Perform the following verification:

  • That all expected audit trail entries exist, for every operation performed on the EPHI (electronic protected health information).
    • Make use of the Roles Matrix to ensure no operations (performed by each role) are missed when writing detailed test cases that specify exactly which entries are expected.
    • Also ensure that entries are created for actions performed on all types of devices, including mobile
  • That each audit trail entry contains the following information:
    • Date and timestamp of the action
    • The user id / name of the user performing the action
    • The access level of the user
    • The patient record id (if applicable) on which the action was performed
    • The action performed or attempted
    • The specific application component from which it was performed (e.g., billing vs. patient charting)
    • The location or system id (if applicable) from which the action occurred (e.g., the hospital or clinic’s NPI (National Provider Identifier)
  • Entries conform to the software’s clarity requirements, and that the audit trail can be easily followed, if necessary for a future investigation.
  • Entries cannot be removed from the audit trail.
  • Audit trail can only be viewed by certain user accounts.
  • All attempts to breach security are recorded in the audit trail in such a way that they stand out for easy identification.
  • Audit trail is encrypted.

TIP: Check out more information on Implementing an Audit Trail

Find more information on implementing an audit trail in our technology section.

Data Transfers

In addition to the encryption verification performed on the database and audit trail during the sanity testing stage, also use a network analyzer tool (such as Wireshark) to ensure EPHI (electronic protected health information) is encrypted during:

  • Data access between all workstations and mobile devices on which the application is installed and the database.
  • Data transfers to an external location.
  • The movement of data to an offline storage location.
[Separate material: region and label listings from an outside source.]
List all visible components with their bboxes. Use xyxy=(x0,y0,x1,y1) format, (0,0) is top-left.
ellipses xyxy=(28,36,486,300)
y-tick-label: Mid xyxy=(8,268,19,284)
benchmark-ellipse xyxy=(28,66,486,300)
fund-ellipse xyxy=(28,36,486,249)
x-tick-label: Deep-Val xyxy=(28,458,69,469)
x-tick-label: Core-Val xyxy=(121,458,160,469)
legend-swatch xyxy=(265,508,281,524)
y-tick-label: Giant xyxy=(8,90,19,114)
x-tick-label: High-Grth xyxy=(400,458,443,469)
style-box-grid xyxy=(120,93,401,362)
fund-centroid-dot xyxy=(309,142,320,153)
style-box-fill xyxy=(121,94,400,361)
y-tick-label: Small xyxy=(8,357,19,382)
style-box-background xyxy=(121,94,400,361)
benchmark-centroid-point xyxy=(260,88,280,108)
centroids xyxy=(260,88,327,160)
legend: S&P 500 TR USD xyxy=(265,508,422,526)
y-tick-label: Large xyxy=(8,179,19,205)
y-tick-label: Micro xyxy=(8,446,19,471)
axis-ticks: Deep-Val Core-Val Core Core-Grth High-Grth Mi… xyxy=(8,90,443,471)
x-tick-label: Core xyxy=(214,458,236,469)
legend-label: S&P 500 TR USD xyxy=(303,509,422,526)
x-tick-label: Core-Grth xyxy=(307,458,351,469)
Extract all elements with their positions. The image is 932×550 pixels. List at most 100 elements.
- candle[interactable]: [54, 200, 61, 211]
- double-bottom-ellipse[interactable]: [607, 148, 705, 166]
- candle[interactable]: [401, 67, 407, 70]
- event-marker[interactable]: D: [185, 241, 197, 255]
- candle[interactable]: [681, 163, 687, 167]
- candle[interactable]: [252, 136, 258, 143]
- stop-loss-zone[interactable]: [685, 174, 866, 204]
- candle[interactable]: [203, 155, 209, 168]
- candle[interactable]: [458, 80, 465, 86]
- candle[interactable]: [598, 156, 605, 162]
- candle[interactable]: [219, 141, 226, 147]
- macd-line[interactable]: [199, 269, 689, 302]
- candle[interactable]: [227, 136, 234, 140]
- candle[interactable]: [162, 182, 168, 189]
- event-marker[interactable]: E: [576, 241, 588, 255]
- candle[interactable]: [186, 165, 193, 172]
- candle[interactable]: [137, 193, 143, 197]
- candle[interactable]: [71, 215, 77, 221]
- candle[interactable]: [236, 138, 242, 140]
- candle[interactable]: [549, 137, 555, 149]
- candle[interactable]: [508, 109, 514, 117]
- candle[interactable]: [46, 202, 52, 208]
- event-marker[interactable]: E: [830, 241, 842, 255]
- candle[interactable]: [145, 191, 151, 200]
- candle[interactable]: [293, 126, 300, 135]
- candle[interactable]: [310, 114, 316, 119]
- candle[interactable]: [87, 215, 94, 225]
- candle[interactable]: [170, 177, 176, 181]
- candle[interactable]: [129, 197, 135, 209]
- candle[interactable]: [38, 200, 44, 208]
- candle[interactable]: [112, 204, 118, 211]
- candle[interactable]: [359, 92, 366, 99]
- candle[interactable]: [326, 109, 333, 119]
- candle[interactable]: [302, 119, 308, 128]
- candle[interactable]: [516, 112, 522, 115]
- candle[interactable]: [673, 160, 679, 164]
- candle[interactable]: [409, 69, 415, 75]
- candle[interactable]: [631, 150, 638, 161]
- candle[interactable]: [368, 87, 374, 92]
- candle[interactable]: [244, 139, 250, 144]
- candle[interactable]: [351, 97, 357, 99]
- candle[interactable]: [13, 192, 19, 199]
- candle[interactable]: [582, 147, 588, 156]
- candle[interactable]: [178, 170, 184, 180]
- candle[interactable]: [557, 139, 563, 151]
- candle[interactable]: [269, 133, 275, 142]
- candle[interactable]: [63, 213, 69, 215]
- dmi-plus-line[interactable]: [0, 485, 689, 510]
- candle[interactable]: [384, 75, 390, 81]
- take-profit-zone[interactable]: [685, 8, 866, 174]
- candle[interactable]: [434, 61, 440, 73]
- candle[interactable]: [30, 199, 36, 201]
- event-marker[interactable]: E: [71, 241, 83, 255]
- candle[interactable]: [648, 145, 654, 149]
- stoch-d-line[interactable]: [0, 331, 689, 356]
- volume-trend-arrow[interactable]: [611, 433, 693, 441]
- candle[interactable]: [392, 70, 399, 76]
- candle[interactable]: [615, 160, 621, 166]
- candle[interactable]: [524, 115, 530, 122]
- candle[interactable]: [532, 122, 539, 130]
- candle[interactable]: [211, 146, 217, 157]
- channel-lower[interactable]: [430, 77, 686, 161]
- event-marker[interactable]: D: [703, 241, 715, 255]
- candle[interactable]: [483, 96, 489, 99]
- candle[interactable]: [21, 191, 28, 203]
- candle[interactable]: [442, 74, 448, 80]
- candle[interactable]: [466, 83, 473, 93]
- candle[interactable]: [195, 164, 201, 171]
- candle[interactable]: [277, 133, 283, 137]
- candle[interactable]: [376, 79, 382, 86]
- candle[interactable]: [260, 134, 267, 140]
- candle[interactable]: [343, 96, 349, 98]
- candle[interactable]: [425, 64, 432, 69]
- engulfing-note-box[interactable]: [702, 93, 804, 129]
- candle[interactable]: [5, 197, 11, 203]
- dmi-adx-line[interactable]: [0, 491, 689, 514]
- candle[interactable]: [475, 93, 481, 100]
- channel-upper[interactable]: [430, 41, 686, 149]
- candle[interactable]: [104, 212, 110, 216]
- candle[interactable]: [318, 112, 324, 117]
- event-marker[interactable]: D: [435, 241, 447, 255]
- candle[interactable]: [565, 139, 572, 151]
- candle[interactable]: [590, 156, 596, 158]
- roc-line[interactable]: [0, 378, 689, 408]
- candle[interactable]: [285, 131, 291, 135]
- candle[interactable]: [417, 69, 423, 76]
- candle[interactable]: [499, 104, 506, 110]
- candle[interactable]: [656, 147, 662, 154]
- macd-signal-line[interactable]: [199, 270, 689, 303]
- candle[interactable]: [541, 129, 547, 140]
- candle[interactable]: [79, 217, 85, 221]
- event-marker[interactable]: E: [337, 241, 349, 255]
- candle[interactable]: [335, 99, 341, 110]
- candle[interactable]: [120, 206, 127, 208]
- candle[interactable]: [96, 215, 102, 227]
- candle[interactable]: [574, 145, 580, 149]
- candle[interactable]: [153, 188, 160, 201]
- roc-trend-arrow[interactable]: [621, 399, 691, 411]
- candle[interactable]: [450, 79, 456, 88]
If the application under test involves healthcare business practices like the electronic transfer of claims transactions, remittance advices, enrollment and eligibility transactions, then the test strategy should ensure that the proper EDI (electronic data interchange) X12 formats are used for these processes.

Information on Correct Data Use

Also verify that the application provides an explanation of correct data use prior to access. Depending on the application, this could be in the form of verifying there is a help page available for each specific operation that involves EPHI (electronic protected health information), or testing of a training version of the application that allows users to see how the application works before granting access to real EPHI.